For awhile, it seemed like things were never going to get better.
I don't know how to explain it, let's just say, she was frustrated. I was frustrated.
She would cry a lot. I would cry a lot (maybe even more).
Being completely honest....motherhood did not come as natural and easy to me as I always assumed it would. To take it one step further....being a stay at home mom didn't come as easy to me as I thought it would.
I like to chalk it up to this romantic vision of motherhood I walked around with for the first twenty seven years of my life. What I imagined...that would take a whole different post and y'all would just laugh at it.
There were days that I would tell David I was going to get a job and forget this stay at home mom thing. Days when I felt like I couldn't take being around my child for another minute before I went completely insane.
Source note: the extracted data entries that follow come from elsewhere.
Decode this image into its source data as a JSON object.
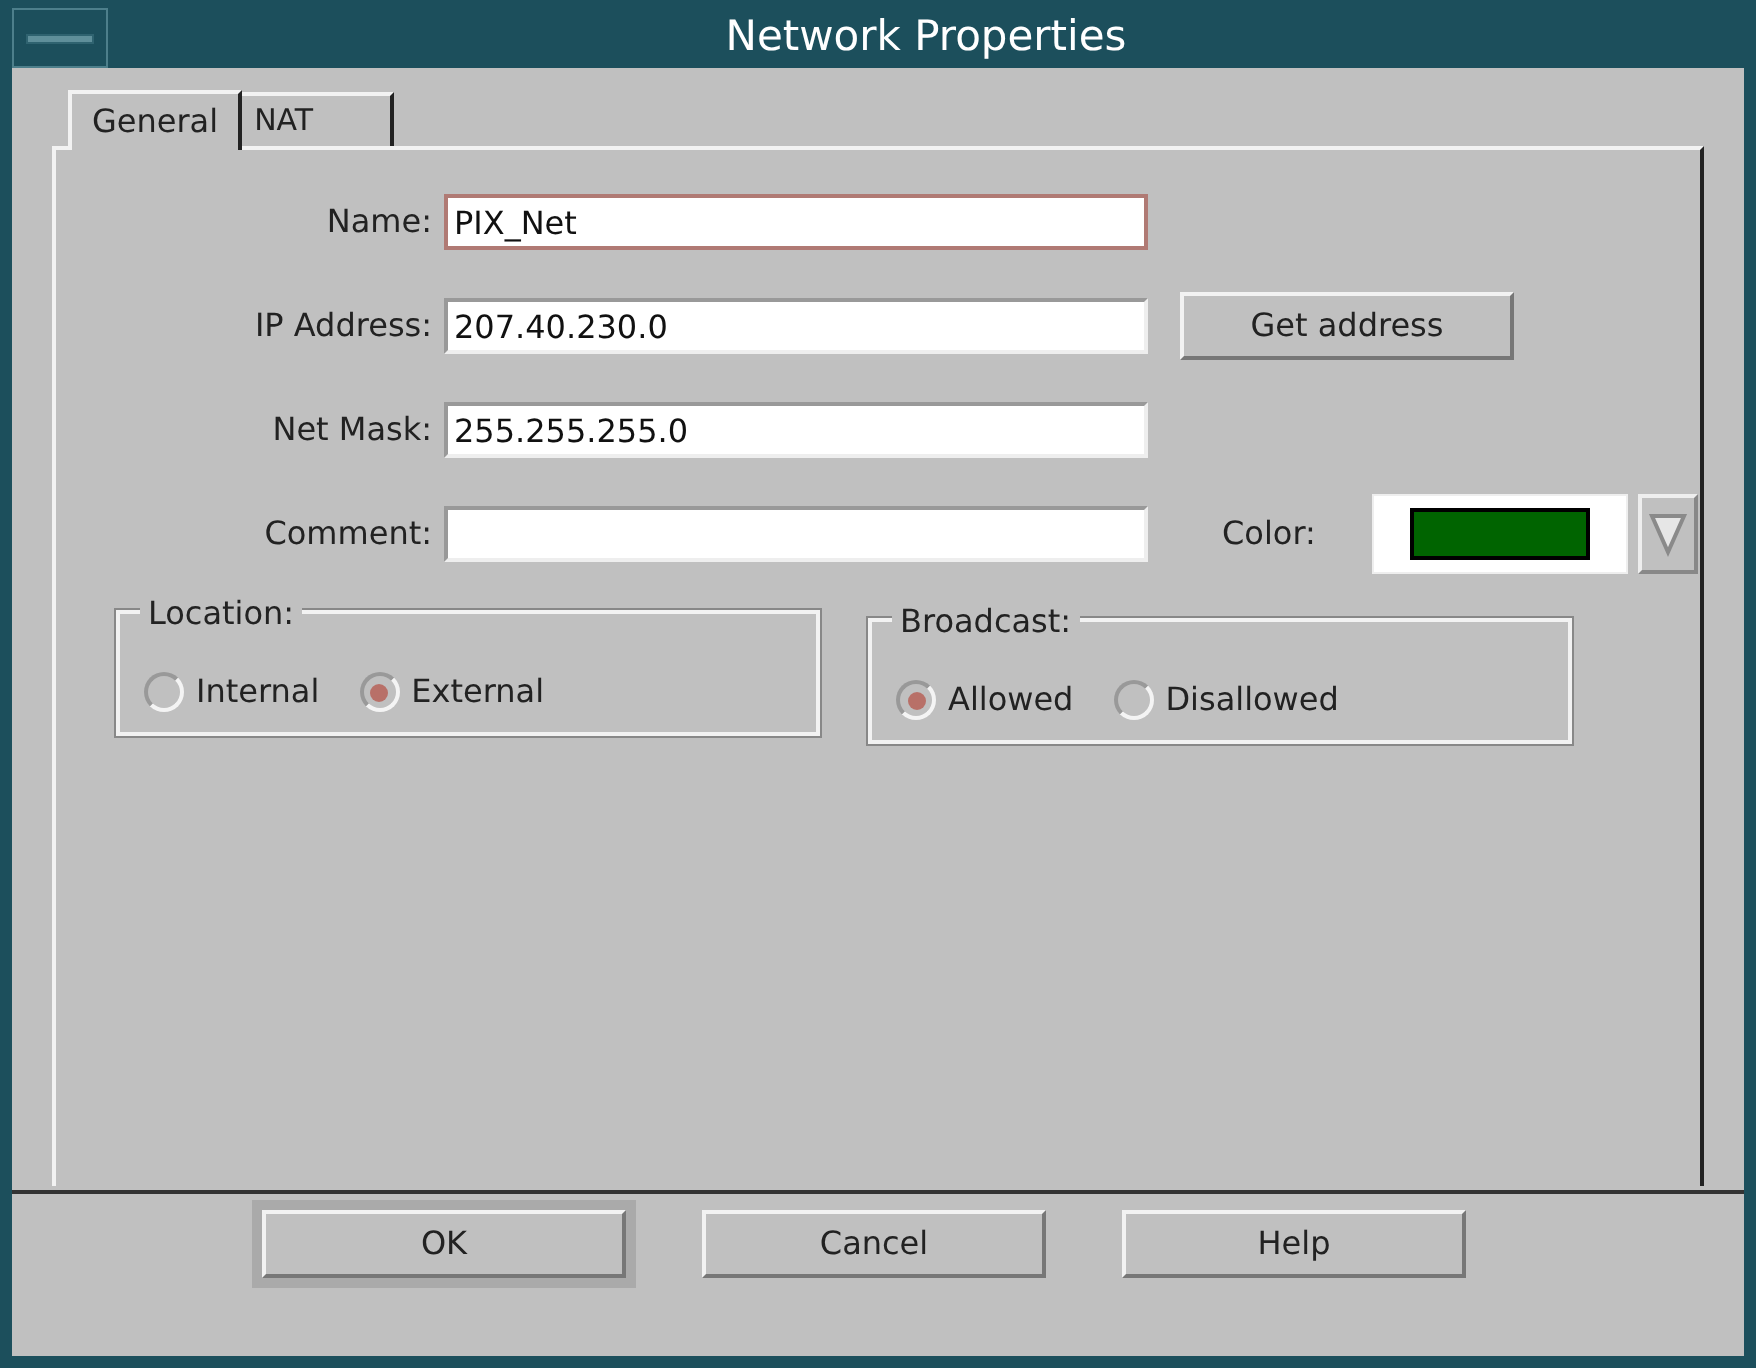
{
  "window": {
    "title": "Network Properties"
  },
  "tabs": [
    {
      "label": "General",
      "selected": true
    },
    {
      "label": "NAT",
      "selected": false
    }
  ],
  "fields": [
    {
      "label": "Name:",
      "value": "PIX_Net",
      "focused": true
    },
    {
      "label": "IP Address:",
      "value": "207.40.230.0",
      "focused": false
    },
    {
      "label": "Net Mask:",
      "value": "255.255.255.0",
      "focused": false
    },
    {
      "label": "Comment:",
      "focused": false
    }
  ],
  "get_address_button": "Get address",
  "color": {
    "label": "Color:",
    "color": "#006400"
  },
  "groups": [
    {
      "title": "Location:",
      "options": [
        {
          "label": "Internal",
          "selected": false
        },
        {
          "label": "External",
          "selected": true
        }
      ]
    },
    {
      "title": "Broadcast:",
      "options": [
        {
          "label": "Allowed",
          "selected": true
        },
        {
          "label": "Disallowed",
          "selected": false
        }
      ]
    }
  ],
  "buttons": [
    {
      "label": "OK",
      "default": true
    },
    {
      "label": "Cancel",
      "default": false
    },
    {
      "label": "Help",
      "default": false
    }
  ]
}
Pretty much every day when David walked in the door, I handed her off and wanted nothing more to do with her the rest of the day.
I would listen and roll my eyes when everyone would say "it gets better."
There seemed to no light at the end of the tunnel.
But slowly, we started to figure each other out and we finally got into a routine (not a schedule, but a routine).And like everyone said....things started to get better.
And now, I cannot get enough of her.
I miss her when she goes to bed at night.
I sometimes want to wake her up when she's slept a little longer than normal, just because I miss her big smile.
I just want to be around her and soak up every moment of her life, cause I know, one day the time will come for her to leave me.It took us some time (around 15 months to be exact), but we've finally found our groove and I can finally say, we have more good days than bad.